So much data, so little time
Have you ever felt like you’re drowning in data?
Google analytics, social listening platforms, media monitoring platforms, your organization’s CRM or donor database: the list of communications data sources seems to grow each year, while the inner workings of each system change all the time (constant updates to Facebook Insights anyone?).
There’s no end to blog posts out there on which metrics to watch, but not every metric is worth watching for every organization. You know you need data to make decisions, but how do you know you’re looking at the right data, when there’s so much of it and you’re already pressed for time?
Learning how to strike a balance between collecting the right data and the right amount of data starts with your audience and goals. Here are a few tips for finding that balance, based on what we’ve been learning at the American Friends Service Committee (AFSC):
1. Start with your audience.
If you’ve never conducted any communications research, now is a great time to start. Identifying your audience and their needs is the first step to forming a communications plan. It’s also the first step in determining which types of data you need to collect to understand your audience’s engagement with your organization, cause, or campaign.
Good communications data tells you something about audience behavior. While vanity metrics like impressions or exposure can tell you a teeny bit about how a particular social media algorithm is working for or against your content, many metrics tell you next to nothing about how your audience feels, what’s important to them, what they need, or how they are changing their behavior—all things you actually need to know about to achieve your goals.
2. Decide how many goals and KPIs you can realistically track.
How many goals should your communications plan have? How many KPIs (key performance indicators) or metrics should you track to see your progress towards each goal? The answer to each of these questions is, “it depends.”
A good communications plan will have at least one goal, and likely more than one. And, each goal should have at least one indicator of success attached to it. But do you need four goals with five indicators under each one? Before determining how many goals and indicators you need, consider how much data you need to understand in a meaningful way if your audience is responding to your communications—and how much bandwidth you have for digesting that data.
For example, if your goal is to increase your audience’s engagement with your cause, there are hundreds of combinations of metrics out there that you could look at to see if that’s happening. Balance how much data you can realistically digest—say, one goal with three KPIs, or two goals with two KPIs each—with the time that you or your team has to collect meaningful data.
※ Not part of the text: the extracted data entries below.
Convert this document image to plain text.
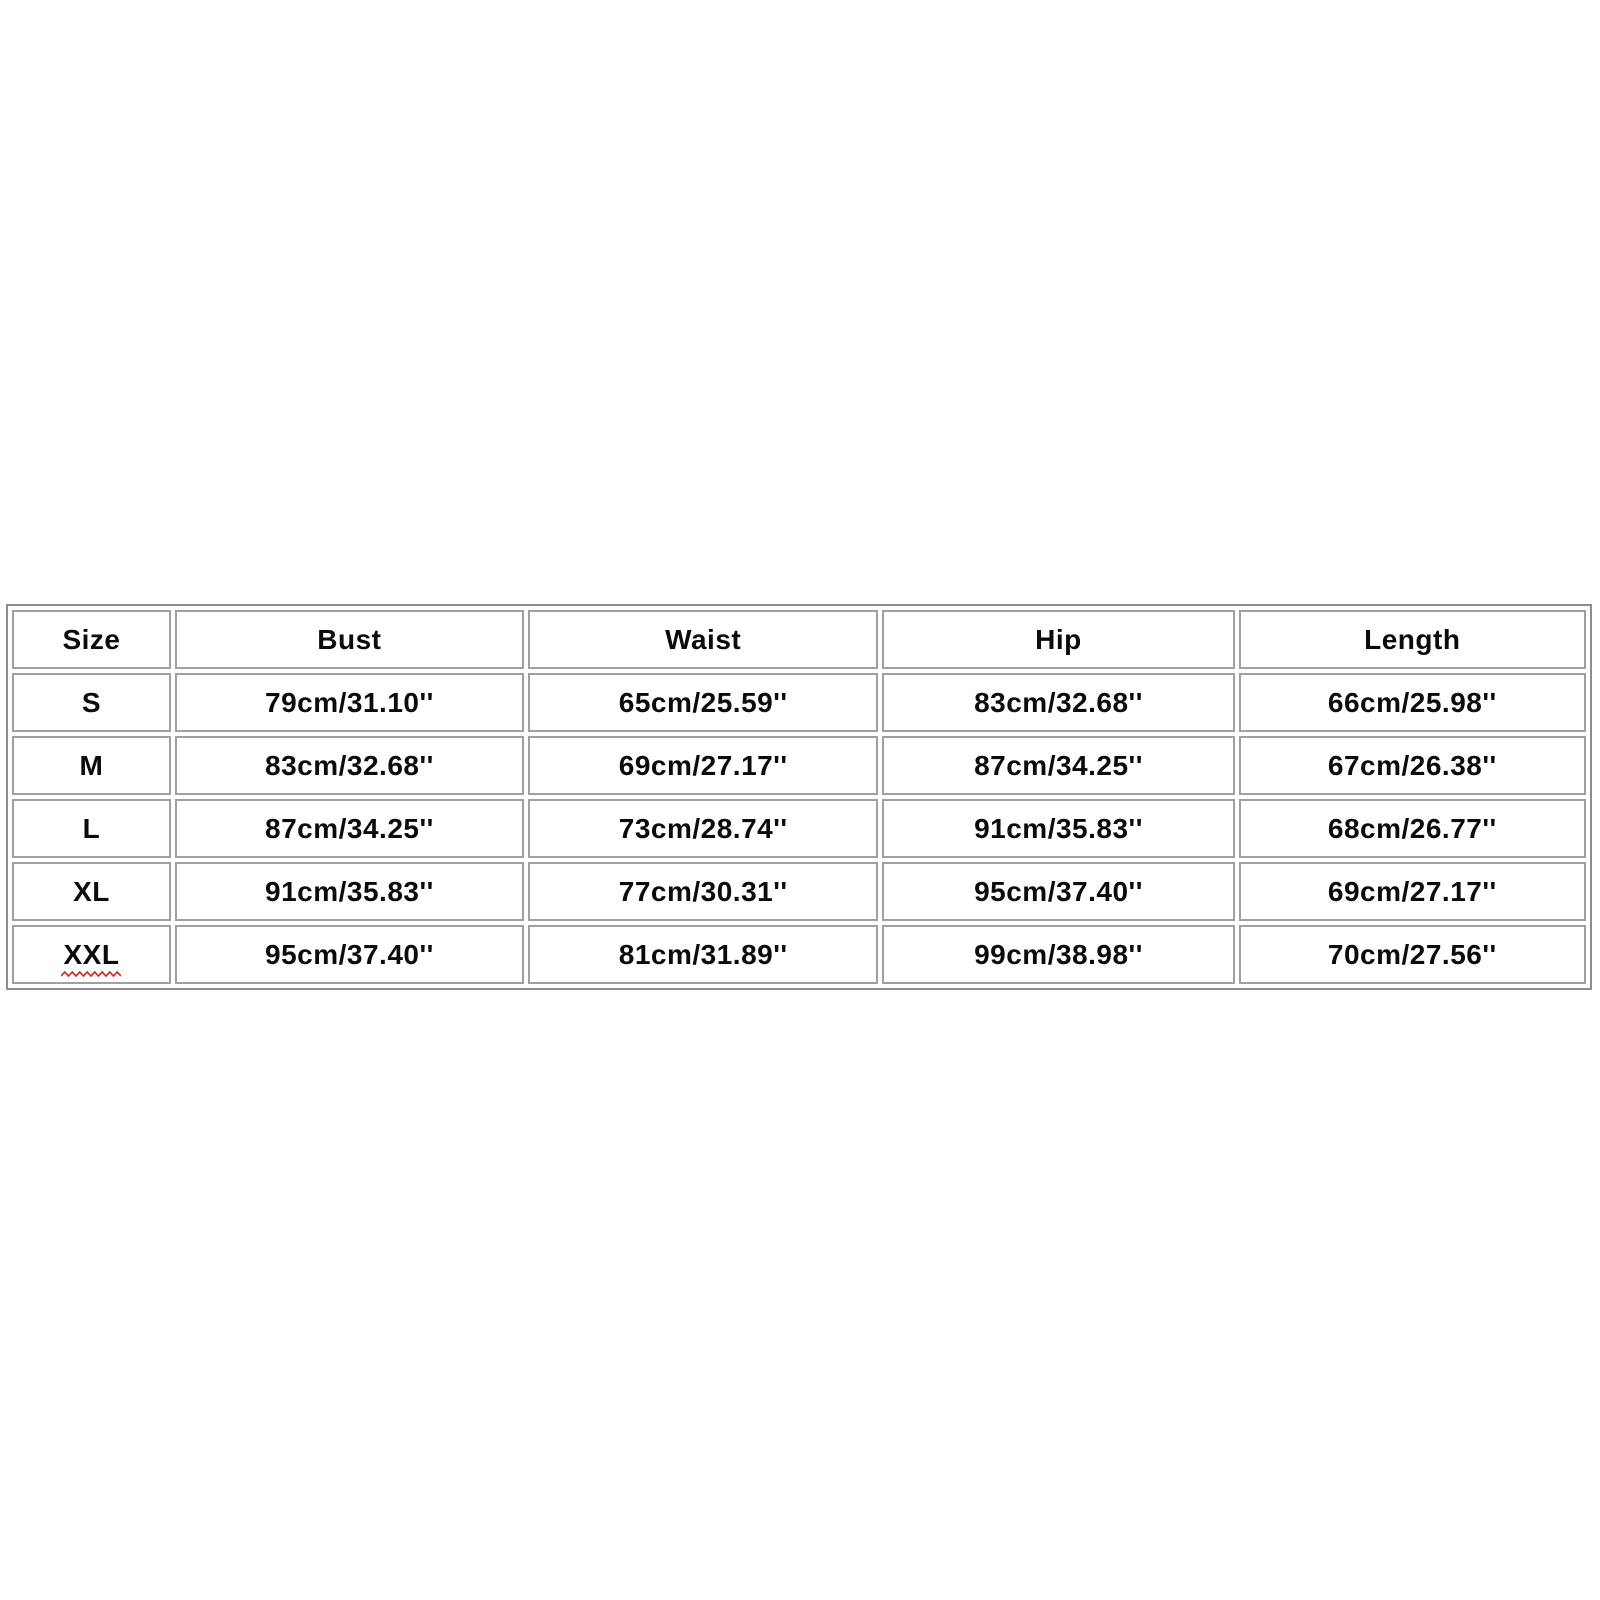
Size	Bust	Waist	Hip	Length
S	79cm/31.10''	65cm/25.59''	83cm/32.68''	66cm/25.98''
M	83cm/32.68''	69cm/27.17''	87cm/34.25''	67cm/26.38''
L	87cm/34.25''	73cm/28.74''	91cm/35.83''	68cm/26.77''
XL	91cm/35.83''	77cm/30.31''	95cm/37.40''	69cm/27.17''
XXL	95cm/37.40''	81cm/31.89''	99cm/38.98''	70cm/27.56''
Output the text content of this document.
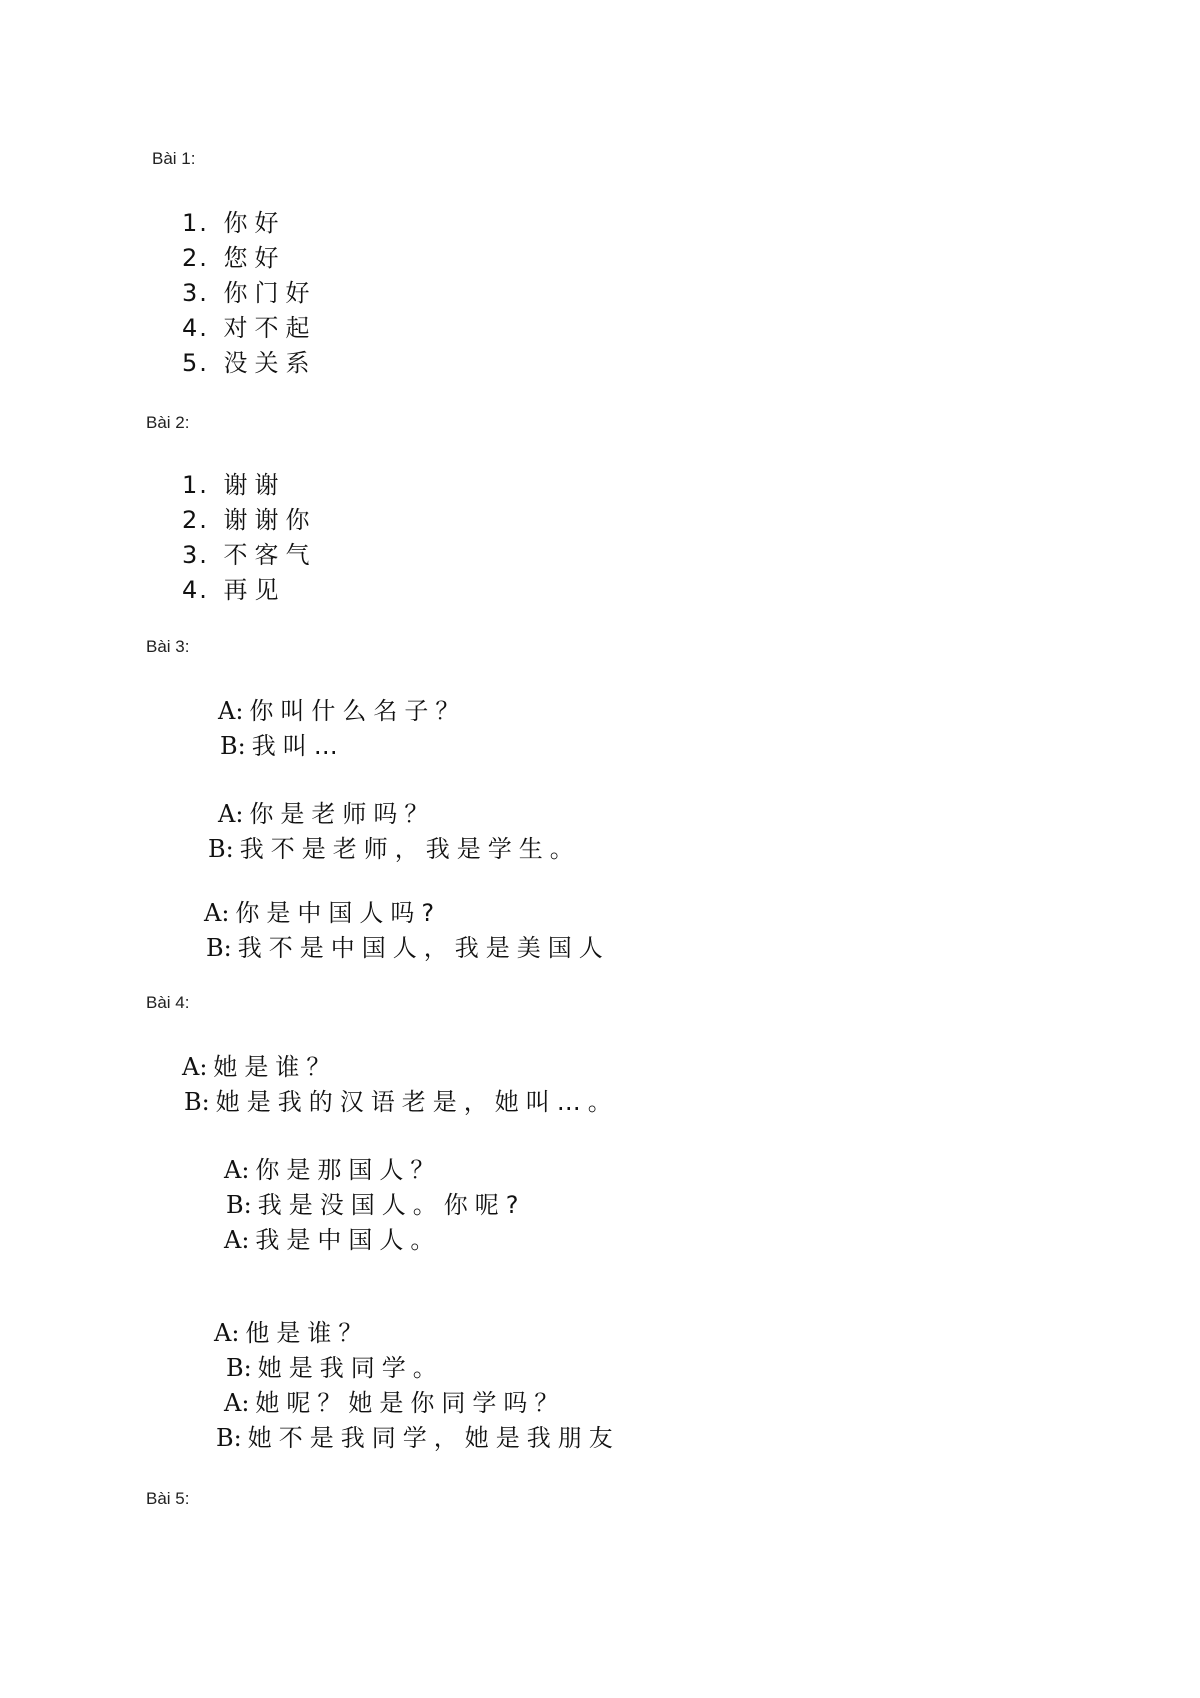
Bài 1:
1. 你好
2. 您好
3. 你门好
4. 对不起
5. 没关系
Bài 2:
1. 谢谢
2. 谢谢你
3. 不客气
4. 再见
Bài 3:
A: 你叫什么名子？
B: 我叫…
A: 你是老师吗？
B: 我不是老师，我是学生。
A: 你是中国人吗?
B: 我不是中国人，我是美国人
Bài 4:
A: 她是谁？
B: 她是我的汉语老是，她叫…。
A: 你是那国人？
B: 我是没国人。你呢?
A: 我是中国人。
A: 他是谁？
B: 她是我同学。
A: 她呢？她是你同学吗？
B: 她不是我同学，她是我朋友
Bài 5:
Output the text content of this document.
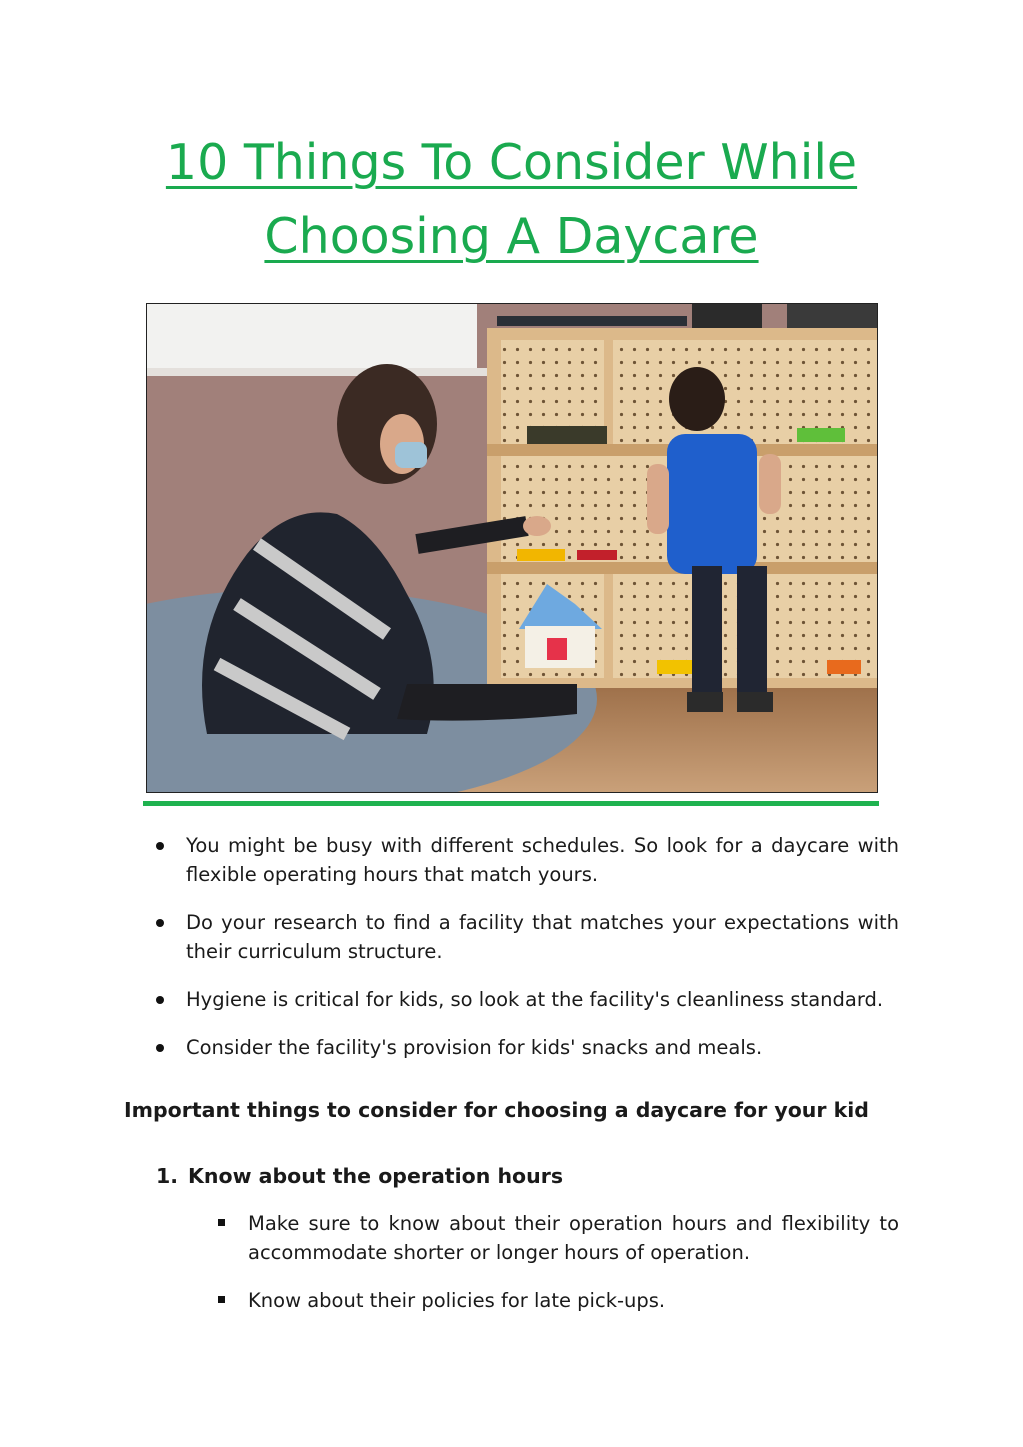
10 Things To Consider While
Choosing A Daycare
You might be busy with different schedules. So look for a daycare with flexible operating hours that match yours.
Do your research to find a facility that matches your expectations with their curriculum structure.
Hygiene is critical for kids, so look at the facility's cleanliness standard.
Consider the facility's provision for kids' snacks and meals.
Important things to consider for choosing a daycare for your kid
1. Know about the operation hours
Make sure to know about their operation hours and flexibility to accommodate shorter or longer hours of operation.
Know about their policies for late pick-ups.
3. Collect good data that tells the story you need to hear.
By good data, I mean accurate information that tells you something about your audience’s behavior. Chances are you’re already collecting at least some good data, and maybe the majority of your data is good. But there’s a lot of bad data out there, and there’s also a lot of accurate information that fails to tell you anything useful about your audience’s behavior.
An example: let’s say your goal is to increase engagement with your cause. One of your KPIs is to improve your newsletter’s performance, as an indicator of increased engagement with your cause. Make sure that the data in your CRM is accurate, and that you know how it reports out different metrics. Numbers like “unique opens” are more straightforward than “number of bounces,” since what counts as a bounce can vary across system.
Once you know your data is accurate, make sure it is telling you the story you need to hear. What does it mean that more people are opening your newsletter? What did they do once they read it? Which is why you need a little extra data, for context.
4. Collect a little extra data to give context to your audience’s behavior.
So you are trying to increase engagement with your cause, and to do that you are trying to increase your newsletter’s performance. You see that your open rate is going up, and so is your click-through rate. That’s great! But how do you know your engagement goes any deeper than that? This is where taking the time to collect a little extra data can go a long way.
At AFSC, we’ve been tracking email performance as a measure of engagement, and we’ve run experiments—like trying out a new email calendar and testing into better segmentation—to help increase our open and click-through rates. But it wasn’t until we started noticing that our email tests were not only improving those rates, but driving traffic back to the website in droves, that we got really excited.
This showed us that our audience was engaging not just with an individual email, but with our web content too. We wouldn’t have noticed this if we weren’t also tracking email referrals to the website—something that was a little bit outside our goal of increasing email engagement, but which has turned out to yield important context for our email metrics.
The trick is to collect just enough extra data to give context to your key metrics, without exceeding your team’s bandwidth, or your own. Bonus points if you organize and share your data via a dashboard that shows how your audience’s behavior is changing over time.
If it seems time-consuming to figure out exactly how much good data you need to tell you a meaningful story about your audience’s behavior, consider this: not taking the time to do so may mean you’re chasing vanity metrics that at best teach you very little, and at worse mislead you into thinking that you are having a bigger impact on your audience than you are. So as you look ahead to 2019, consider taking the time to think about your audience, set goals, and collect good data to tell yourself a meaningful story in the year to come.